Le 25 janvier 2022, le Projet de soutien et de Suivi du GIFP (MASIF) a organisé un webinaire afin de présenter le rapport « Les économies illicite en Afghanistan et au Pakistan : économie politiques changeantes et dynamiques régionales ».
À cette occasion, les intervenants et auteurs du rapport, Mark Shaw et Marcena Hunter, ont mis en lumière les enjeux et les préoccupations centrales générés par les marchés illicites en Afghanistan et au Pakistan tout en apportant un nouvel éclairage sur l’évolution de la situation, les scénarios potentiels à venir ainsi que les recommandations en matière d’engagement.

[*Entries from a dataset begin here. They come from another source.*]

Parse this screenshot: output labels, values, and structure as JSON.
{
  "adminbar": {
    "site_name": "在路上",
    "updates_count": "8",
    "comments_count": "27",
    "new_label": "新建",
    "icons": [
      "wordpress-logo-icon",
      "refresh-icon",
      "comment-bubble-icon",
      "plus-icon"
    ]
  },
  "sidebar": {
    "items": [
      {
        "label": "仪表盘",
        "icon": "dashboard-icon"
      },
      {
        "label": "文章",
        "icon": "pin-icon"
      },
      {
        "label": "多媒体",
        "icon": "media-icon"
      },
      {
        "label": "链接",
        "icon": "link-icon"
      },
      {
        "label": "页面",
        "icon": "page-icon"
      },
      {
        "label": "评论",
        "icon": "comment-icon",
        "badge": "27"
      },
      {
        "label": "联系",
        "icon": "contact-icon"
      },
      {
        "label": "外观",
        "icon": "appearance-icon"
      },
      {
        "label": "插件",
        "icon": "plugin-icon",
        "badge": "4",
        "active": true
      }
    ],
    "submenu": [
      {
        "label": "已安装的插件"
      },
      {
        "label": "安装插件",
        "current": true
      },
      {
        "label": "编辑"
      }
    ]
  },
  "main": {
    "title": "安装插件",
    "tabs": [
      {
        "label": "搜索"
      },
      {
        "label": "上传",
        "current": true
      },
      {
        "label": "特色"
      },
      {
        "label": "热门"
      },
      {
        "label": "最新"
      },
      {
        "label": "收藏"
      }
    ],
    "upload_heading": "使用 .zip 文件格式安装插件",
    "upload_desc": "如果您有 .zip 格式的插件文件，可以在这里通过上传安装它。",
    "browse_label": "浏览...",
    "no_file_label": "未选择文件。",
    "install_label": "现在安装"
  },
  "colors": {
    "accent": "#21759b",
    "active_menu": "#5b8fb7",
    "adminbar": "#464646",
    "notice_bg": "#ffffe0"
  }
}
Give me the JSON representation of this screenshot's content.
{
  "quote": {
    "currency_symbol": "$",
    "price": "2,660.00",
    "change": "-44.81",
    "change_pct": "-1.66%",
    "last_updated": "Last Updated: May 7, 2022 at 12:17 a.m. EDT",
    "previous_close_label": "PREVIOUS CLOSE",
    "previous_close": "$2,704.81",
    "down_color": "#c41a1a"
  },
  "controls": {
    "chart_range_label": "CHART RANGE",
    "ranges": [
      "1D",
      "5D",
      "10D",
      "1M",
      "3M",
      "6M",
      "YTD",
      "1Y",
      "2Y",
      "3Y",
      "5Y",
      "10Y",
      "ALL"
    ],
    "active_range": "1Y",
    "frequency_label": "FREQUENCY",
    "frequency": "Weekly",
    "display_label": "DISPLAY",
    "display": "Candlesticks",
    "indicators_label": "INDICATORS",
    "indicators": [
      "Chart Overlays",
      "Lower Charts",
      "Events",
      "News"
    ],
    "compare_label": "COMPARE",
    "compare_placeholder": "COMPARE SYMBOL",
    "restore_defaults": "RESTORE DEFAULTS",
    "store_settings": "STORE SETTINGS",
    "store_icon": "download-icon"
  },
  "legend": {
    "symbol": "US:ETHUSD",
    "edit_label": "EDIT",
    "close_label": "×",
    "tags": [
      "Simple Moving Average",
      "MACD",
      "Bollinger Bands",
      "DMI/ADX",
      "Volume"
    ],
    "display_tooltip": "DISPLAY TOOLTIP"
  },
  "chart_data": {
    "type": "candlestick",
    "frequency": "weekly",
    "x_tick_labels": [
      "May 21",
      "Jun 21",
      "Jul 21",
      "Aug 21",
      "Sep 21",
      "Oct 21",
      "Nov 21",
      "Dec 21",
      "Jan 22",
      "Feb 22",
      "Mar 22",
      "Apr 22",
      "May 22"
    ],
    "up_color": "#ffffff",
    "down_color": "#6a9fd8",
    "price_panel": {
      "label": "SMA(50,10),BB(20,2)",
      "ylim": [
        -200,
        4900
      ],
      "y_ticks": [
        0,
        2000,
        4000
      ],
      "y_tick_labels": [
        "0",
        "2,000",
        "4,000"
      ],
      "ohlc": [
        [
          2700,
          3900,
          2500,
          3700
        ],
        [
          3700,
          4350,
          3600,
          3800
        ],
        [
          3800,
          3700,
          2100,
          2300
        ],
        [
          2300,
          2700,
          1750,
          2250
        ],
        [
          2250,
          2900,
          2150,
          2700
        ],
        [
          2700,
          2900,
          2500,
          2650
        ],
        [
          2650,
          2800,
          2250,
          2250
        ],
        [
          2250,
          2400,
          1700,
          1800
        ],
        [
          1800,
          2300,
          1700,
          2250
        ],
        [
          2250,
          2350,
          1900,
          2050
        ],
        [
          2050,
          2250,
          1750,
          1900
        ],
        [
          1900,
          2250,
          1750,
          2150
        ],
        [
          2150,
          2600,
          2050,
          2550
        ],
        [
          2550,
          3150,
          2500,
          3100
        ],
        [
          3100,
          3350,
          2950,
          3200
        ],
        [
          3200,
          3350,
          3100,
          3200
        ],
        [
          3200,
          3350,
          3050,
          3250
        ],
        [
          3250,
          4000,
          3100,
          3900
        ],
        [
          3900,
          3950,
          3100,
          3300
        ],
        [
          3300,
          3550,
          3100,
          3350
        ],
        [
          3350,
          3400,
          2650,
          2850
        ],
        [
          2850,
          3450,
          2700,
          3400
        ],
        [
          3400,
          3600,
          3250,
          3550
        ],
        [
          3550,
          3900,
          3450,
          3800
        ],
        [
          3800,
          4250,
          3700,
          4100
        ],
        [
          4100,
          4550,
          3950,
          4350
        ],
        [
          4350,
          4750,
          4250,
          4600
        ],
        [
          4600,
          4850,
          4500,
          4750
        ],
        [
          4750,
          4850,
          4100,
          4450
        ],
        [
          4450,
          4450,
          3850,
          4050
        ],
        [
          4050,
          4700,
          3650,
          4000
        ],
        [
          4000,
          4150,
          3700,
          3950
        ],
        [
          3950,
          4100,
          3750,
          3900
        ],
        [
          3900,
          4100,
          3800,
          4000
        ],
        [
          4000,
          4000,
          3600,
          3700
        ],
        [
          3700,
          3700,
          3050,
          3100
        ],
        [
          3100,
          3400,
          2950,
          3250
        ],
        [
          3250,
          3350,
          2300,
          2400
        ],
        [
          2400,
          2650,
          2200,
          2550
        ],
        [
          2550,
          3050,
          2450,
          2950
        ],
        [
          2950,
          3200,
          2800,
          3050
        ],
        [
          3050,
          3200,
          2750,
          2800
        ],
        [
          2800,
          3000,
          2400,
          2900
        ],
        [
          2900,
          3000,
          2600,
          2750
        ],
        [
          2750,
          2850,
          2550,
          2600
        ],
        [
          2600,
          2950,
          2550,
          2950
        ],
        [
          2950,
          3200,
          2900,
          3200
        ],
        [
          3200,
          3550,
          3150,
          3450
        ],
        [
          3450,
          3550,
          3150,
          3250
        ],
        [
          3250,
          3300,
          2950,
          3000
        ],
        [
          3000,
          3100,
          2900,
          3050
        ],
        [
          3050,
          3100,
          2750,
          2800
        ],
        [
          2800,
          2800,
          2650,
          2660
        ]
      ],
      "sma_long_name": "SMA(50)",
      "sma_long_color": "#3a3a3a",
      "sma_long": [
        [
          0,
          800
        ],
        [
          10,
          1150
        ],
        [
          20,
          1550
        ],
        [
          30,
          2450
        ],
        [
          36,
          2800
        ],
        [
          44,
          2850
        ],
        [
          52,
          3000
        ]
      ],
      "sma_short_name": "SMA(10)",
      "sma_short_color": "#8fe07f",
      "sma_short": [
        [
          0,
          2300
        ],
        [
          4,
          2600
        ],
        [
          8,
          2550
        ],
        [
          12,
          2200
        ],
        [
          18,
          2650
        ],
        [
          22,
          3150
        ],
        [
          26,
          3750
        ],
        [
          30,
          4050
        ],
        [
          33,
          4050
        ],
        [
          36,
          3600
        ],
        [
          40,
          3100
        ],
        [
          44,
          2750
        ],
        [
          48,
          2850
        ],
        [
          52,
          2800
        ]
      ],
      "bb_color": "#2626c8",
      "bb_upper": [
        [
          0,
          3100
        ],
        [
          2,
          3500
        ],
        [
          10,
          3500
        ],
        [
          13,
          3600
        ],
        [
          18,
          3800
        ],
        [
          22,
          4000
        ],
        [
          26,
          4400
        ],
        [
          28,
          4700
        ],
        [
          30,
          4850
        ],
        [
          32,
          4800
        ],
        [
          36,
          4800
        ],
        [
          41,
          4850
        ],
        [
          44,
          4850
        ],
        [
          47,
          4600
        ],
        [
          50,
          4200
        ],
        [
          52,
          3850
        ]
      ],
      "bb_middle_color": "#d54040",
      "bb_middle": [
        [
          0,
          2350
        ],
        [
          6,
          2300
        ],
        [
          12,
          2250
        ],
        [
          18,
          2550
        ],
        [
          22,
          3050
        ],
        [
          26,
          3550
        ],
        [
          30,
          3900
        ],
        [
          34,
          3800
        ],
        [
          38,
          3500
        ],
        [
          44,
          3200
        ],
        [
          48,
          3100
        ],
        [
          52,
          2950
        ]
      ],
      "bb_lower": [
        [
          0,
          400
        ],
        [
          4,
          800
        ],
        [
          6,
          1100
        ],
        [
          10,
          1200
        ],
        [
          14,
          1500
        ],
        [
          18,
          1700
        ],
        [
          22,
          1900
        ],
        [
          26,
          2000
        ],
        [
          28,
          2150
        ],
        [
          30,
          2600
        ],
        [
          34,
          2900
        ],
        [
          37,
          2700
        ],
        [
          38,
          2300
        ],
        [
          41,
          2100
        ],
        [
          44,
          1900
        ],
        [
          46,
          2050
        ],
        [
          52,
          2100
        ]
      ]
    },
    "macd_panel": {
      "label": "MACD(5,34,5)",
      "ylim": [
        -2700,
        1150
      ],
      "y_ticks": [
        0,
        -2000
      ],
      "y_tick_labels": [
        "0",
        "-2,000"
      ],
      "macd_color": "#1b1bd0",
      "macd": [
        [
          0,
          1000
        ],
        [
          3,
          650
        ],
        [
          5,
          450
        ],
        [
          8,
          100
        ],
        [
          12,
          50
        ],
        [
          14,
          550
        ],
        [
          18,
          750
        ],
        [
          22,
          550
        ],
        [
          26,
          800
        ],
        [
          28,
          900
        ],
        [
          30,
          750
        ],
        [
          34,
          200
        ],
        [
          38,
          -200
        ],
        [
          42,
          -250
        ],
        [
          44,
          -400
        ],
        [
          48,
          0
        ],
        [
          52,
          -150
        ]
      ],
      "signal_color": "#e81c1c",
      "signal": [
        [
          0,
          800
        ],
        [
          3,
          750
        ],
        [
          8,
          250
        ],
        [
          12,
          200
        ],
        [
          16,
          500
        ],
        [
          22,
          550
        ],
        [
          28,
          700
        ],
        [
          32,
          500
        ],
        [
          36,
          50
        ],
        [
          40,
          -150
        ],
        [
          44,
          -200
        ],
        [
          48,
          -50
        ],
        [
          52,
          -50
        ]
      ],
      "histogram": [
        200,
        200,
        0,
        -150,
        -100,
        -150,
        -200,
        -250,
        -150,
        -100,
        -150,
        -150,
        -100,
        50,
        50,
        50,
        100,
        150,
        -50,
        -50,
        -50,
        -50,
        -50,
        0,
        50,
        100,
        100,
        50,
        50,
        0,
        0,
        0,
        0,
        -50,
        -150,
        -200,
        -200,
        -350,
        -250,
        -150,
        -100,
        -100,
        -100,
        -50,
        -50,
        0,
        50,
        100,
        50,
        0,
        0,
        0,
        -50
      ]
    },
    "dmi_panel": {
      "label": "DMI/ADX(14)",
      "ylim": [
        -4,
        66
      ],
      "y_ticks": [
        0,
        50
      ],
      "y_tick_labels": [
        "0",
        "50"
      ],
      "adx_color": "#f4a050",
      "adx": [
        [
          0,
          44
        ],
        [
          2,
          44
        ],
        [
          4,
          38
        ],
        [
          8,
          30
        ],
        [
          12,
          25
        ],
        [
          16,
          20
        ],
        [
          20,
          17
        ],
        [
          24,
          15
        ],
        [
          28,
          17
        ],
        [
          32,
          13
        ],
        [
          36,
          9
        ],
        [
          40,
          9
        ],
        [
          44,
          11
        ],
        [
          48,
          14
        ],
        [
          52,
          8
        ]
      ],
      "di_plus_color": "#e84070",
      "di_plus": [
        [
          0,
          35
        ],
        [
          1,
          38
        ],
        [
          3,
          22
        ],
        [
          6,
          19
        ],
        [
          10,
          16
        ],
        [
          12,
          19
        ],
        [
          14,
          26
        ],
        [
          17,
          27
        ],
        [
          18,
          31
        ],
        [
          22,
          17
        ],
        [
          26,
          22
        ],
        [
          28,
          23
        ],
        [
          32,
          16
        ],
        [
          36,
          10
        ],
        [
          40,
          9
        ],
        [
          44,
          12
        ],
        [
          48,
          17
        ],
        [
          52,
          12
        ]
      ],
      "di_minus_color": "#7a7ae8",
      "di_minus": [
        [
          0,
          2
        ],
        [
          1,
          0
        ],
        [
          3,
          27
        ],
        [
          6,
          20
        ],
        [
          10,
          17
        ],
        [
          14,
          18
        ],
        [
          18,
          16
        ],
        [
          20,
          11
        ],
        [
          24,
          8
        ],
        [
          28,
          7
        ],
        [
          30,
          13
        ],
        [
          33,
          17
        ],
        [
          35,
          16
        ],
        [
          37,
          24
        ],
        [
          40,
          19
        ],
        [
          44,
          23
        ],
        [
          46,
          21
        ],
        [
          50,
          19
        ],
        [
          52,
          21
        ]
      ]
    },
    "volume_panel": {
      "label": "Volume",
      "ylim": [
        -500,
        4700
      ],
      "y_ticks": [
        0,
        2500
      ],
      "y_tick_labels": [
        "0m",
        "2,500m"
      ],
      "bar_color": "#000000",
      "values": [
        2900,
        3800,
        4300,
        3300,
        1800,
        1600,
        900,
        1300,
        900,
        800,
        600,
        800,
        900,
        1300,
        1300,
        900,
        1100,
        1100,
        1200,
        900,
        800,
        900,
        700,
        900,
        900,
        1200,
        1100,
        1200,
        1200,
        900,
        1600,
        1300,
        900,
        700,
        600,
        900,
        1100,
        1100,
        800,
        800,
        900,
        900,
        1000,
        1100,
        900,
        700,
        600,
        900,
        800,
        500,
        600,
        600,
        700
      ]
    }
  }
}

Les auteurs ont évoqué la situation humanitaire et économique critique de l’Afghanistan depuis la prise du pouvoir par les Talibans, en août 2021. Le régime Taliban a depuis rencontré de nombreux obstacles pour accéder aux institutions financières internationales et aux flux monétaires légaux, notamment en raison du retrait des forces américaines et de l’OTAN. Avec l’effondrement de l’économie formelle, les sources de revenus sont devenues extrêmement limitées pour les Talibans, les obligeant à chercher des financements alternatifs. À ce jour, outre la taxation de la circulation des marchandises ou la contrebande de carburant, les principales activités économiques générant des revenus significatifs demeurent les marchés illicites, en particulier le commerce des stupéfiants, tels que l’opium et la méthamphétamine. En outre, le rapport observe que ces marchés illicites couvrent un large éventail d’activités et de produits (tel que la culture du pavot) tout en impliquant divers acteurs (comme par exemple, une partie de la société civile s’est tournée vers les économies illicites, les seigneurs de la guerre ou les intermédiaires locaux), susceptible de faire varier la dynamique des relations et des flux financiers.
Aussi, les auteurs ont mentionné les différentes dynamiques entre l’Afghanistan et le Pakistan. Ils soulignent qu’il existe à la fois des groupes criminels organisés et des groupes terroristes qui utilisent le crime comme source de revenus au Pakistan. En outre, ils ont souligné le lien étroit existant entre le Pakistan et l’Afghanistan, qui génère un important marché illicite lié au trafic de stupéfiants, de minéraux, d’êtres humains et d’armes à feu.
Au cours de leur présentation, les auteurs ont cité un extrait du rapport selon lequel « la prise de pouvoir par les Talibans ne façonnera pas seulement les marchés illicites, la sécurité et les conflits, ainsi que la gouvernance dans la région de l’Asie du Sud, mais aura également un effet d’entraînement sur les marchés illicites et leur impact en Europe ». Dans cette optique, l’escalade de la situation est susceptible d’avoir des conséquences géopolitiques et transnationales néfastes plus larges, allant de la menace terroriste à l’influence d’autres marchés illicites qui peuvent affecter les régions voisines et s’étendre à l’Europe.
Dans ce contexte, les mesures visant à contrer les économies illicites du régime taliban seront le principal moteur des efforts à venir, que ce soit pour gagner en légitimité ou en respect international. Dans ce processus, comme l’ont indiqué les intervenants, le Pakistan en sera un acteur clé.
Bien que la question reste complexe et soumise à des facteurs en constante évolution, les auteurs ont suggéré différentes possibilités pour améliorer progressivement la réponse aux marchés illicites à travers plusieurs scénarios et recommandations. Ces recommandations visent à lutter contre les marchés illicites et les dommages qui en résultent, notamment en ce qui concerne les drogues et les migrations ; une préoccupation majeure de l’UE.
À cette fin, la présentation du rapport visait à susciter non seulement une discussion pour préparer le terrain à un engagement ultérieur, mais aussi une analyse granulaire. Mark Shaw et Marcena Hunter ont conclu sur l’importance que la réflexion soit soutenue par des programmes construits par les institutions étatiques et dans le respect de l’état de droit, tout en tenant compte des différentes dynamiques de la problématique.